M. Ryan: Non pas cette fois-ci. Je ne me souviens pas que cela
ait été fait dans ce détail-là et je vous
défie de me mentionner des cas.
On a réglé des aspects particuliers mais lorsque le
gouvernement a édicté une convention collective de A
jusqu'à Z, comme vous l'avez fait avec la loi 105, je serais bien
intéressé de savoir quand cela s'est fait.
M. Bisaillon: Aucun exemple, cela ne s'est jamais fait.
M. Ryan: Mais, lui, il connaît tout. Il en connaît
des cas.
M. Bisaillon: C'est dramatique...
M. Ryan: Je serais volontiers interrompu s'il y avait une
réponse à cette question.
M. Bérubé: Non.
M. Ryan: Que cette pensée vous soit venue, je le regrette.
Je suis heureux qu'elle ne se soit pas réalisée. J'aime cependant
encore beaucoup mieux l'erreur qui a été commise sous l'aspect
constitutionnel en ne nous présentant ces documents qu'en langue
française seulement. C'est une erreur qui peut être
corrigée. S'il avait fallu qu'on aille jusqu'à un stade où
le gouvernement aurait décrété, par arrêté en
conseil, tout le contenu des conventions collectives, cela aurait
été encore pire que ce qui s'est fait, même si ce qui s'est
passé en décembre dernier méritait une très forte
réprobation.
J'avais demandé au ministre en deuxième partie, et cela
nous y reviendrons plus tard lorsqu'on aura terminé cet échange
préliminaire, nous allons revenir sur l'article 1... J'aurais un
amendement à proposer à l'article 1. Je reviens sur la question
que j'avais posée au ministre et à laquelle je n'ai pas eu de
réponse. Dans la pensée du gouvernement, qu'elle est la situation
juridique qui a existé entre le 1er janvier 1983 et le 1er
avril 1983, à la lumière des jugements qui ont été
rendus par deux magistrats de la Cour supérieure en sens
différents? Un des magistrats conclut qu'il y avait une convention
collective en vigueur, sans oser cependant préciser laquelle, ce qui
fait assez étrange comme document, mais quand même. L'autre
magistrat, le juge Deschênes, conclut qu'il n'existait pas de convention
collective. Il déclare: Le législateur avait dit dans sa loi 105
et dans sa loi 70 que les conventions qui existaient seraient prolongées
ou modifiées selon le cas. Mais, là, il nous dit: Comme ces lois
ne sont pas constitutionnelles, il n'existait pas de convention. Donc il ne
peut pas y avoir eu de manquements à ces conventions-là. Je pense
que cela ne peut pas être la position du gouvernement, d'un point de vue
administratif. Quelle est, d'un point de vue juridique, la position du
gouvernement sur cette question? Existait-il, dans l'hypothèse où
le jugement du juge en chef de la Cour supérieure aurait du bon sens et
durerait, une situation juridique à ce moment-là et quelle
situation existait précisément?
Le Président (M. Laplante): M. le ministre.

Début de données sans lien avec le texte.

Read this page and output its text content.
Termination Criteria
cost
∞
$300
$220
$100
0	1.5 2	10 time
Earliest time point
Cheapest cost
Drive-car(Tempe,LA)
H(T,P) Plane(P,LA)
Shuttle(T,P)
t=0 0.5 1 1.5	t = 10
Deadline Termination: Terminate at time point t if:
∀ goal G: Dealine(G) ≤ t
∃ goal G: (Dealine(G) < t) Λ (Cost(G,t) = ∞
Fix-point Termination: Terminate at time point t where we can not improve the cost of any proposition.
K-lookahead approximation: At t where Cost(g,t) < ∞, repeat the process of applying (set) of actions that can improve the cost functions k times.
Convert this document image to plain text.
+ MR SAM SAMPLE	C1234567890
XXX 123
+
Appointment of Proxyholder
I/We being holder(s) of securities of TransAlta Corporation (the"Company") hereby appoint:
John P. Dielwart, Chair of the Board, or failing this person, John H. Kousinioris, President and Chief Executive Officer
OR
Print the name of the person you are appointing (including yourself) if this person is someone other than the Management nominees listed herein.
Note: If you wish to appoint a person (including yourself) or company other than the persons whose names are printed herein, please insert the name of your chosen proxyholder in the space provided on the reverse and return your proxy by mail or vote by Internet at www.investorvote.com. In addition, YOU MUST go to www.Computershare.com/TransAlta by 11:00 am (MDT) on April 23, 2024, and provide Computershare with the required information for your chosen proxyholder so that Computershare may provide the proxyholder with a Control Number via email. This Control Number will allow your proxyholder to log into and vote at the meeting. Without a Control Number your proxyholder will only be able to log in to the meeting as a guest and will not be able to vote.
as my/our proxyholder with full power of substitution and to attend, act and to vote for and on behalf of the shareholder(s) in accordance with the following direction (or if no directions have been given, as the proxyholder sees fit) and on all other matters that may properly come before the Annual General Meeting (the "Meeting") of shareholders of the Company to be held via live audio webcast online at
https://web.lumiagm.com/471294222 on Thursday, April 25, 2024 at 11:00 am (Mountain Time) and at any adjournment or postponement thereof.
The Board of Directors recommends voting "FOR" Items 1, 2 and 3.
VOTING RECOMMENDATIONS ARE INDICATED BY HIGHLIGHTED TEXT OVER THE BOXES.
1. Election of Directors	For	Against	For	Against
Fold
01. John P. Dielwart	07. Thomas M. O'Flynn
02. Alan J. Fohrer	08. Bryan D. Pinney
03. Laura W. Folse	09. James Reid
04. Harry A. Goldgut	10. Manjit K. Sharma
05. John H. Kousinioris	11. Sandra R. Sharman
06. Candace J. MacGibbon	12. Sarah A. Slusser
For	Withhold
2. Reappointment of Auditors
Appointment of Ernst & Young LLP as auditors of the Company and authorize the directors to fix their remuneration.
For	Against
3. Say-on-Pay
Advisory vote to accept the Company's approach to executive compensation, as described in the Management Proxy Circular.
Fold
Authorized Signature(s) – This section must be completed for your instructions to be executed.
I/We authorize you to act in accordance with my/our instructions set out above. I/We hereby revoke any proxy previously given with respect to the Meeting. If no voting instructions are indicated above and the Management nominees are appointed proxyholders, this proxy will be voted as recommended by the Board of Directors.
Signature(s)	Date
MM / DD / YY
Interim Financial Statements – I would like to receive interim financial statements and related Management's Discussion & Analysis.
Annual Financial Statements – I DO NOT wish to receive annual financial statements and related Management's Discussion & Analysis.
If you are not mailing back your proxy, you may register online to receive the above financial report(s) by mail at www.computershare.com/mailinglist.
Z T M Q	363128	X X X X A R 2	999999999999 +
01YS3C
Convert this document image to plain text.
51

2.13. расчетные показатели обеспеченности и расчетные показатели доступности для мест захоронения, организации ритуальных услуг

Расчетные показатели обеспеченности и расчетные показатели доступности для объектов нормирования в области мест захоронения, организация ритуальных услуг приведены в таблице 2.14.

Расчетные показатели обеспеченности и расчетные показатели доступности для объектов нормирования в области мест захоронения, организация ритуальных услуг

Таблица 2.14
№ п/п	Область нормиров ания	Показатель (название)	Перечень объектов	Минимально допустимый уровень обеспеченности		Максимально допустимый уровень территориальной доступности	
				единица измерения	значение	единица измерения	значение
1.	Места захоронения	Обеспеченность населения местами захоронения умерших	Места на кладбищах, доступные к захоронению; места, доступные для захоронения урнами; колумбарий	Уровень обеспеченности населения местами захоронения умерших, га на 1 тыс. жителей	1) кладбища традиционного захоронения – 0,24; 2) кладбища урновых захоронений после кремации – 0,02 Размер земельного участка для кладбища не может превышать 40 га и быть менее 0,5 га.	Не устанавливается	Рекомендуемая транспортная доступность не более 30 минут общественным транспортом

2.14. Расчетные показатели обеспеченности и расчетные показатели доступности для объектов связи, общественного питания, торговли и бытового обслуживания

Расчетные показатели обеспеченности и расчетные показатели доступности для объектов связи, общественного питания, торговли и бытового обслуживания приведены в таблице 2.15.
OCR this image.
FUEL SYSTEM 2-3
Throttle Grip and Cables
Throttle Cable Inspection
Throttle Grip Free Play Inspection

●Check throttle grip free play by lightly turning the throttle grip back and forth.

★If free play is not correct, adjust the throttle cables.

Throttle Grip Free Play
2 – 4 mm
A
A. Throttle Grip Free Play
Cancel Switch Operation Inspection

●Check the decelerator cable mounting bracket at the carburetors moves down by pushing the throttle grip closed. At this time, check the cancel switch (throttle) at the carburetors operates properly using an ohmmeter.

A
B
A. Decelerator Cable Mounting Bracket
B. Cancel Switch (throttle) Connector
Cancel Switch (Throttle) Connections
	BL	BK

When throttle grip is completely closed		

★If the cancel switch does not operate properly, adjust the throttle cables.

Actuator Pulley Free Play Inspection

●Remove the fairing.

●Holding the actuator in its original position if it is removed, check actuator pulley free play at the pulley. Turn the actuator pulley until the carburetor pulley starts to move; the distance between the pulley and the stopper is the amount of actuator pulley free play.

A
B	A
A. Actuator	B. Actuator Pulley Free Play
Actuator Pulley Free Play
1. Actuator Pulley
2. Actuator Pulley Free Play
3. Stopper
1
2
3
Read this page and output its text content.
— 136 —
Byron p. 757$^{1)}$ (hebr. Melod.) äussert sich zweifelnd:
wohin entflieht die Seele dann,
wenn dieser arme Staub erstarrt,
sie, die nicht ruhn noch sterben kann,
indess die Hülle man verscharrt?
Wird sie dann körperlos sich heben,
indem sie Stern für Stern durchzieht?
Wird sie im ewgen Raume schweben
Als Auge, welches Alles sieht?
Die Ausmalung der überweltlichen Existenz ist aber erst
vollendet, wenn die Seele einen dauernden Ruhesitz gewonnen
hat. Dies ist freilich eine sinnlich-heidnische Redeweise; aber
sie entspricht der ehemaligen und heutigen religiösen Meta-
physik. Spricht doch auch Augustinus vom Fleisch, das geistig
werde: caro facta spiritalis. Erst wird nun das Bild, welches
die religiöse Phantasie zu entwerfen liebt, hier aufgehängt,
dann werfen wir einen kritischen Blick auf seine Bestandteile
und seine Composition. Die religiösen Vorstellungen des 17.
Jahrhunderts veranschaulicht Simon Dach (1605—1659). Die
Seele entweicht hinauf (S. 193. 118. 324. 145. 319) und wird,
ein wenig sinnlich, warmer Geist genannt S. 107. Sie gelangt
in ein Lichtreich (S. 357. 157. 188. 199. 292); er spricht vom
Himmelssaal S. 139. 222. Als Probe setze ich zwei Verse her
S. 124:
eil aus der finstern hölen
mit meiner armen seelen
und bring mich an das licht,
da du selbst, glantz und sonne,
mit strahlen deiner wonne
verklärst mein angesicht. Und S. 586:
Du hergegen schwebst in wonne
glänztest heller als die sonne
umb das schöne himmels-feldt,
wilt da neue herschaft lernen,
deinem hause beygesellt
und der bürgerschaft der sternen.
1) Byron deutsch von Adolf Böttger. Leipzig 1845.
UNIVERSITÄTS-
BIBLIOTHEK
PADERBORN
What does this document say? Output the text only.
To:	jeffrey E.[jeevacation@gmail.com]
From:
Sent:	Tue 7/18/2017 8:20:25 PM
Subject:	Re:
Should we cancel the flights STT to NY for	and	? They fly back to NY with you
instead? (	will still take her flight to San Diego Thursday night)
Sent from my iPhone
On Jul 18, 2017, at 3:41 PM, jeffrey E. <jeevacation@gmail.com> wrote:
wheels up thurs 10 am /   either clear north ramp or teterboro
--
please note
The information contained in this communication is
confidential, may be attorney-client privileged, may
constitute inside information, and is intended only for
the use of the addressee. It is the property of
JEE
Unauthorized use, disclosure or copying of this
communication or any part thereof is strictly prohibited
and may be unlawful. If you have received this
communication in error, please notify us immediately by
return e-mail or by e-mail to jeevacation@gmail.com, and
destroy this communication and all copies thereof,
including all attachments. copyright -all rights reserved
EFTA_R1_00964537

M. Bérubé: Dans la mesure où nous sommes en
procédure d'appel à la Cour suprême, il est clair qu'il
n'est pas approprié de donner la position gouvernementale en dehors de
l'endroit normal où elle doit être présentée et
défendue.
Tout ce qu'on peut dire c'est que, compte tenu de la procédure
d'appel, ces lois sont présumées valides et, par
conséquent, à l'heure actuelle, il y a assurément des
conventions collectives en vigueur telles que la loi les a définies.
Tant qu'il y a appel, la loi originale est valide.
M. Bisaillon: Ce n'est pas la question.
Le Président (M. Laplante): M. le député de
Sainte-Marie.
M. Bisaillon: Si vous me le permettez, M. le Président, la
question posée par le député d'Argenteuil n'est pas de cet
ordre. Le député d'Argenteuil demandait ceci: En supposant que le
jugement Deschênes soit confirmé jusqu'en Cour suprême, y
a-t-il une
convention collective ou pas, en supposant que la Cour suprême
confirme le jugement du juge Deschênes?
M. Bérubé: C'est une question hypothétique.
Je pense que la loi...
M. Bisaillon: Ce n'est pas très hypothétique, M. le
Président.
M. Bérubé: ...que nous adoptons ici est là
pour régler le problème.
M. Bisaillon: II y a des réponses à cela.
Mme Lavoie-Roux: Elle est moins hypothétique qu'hier.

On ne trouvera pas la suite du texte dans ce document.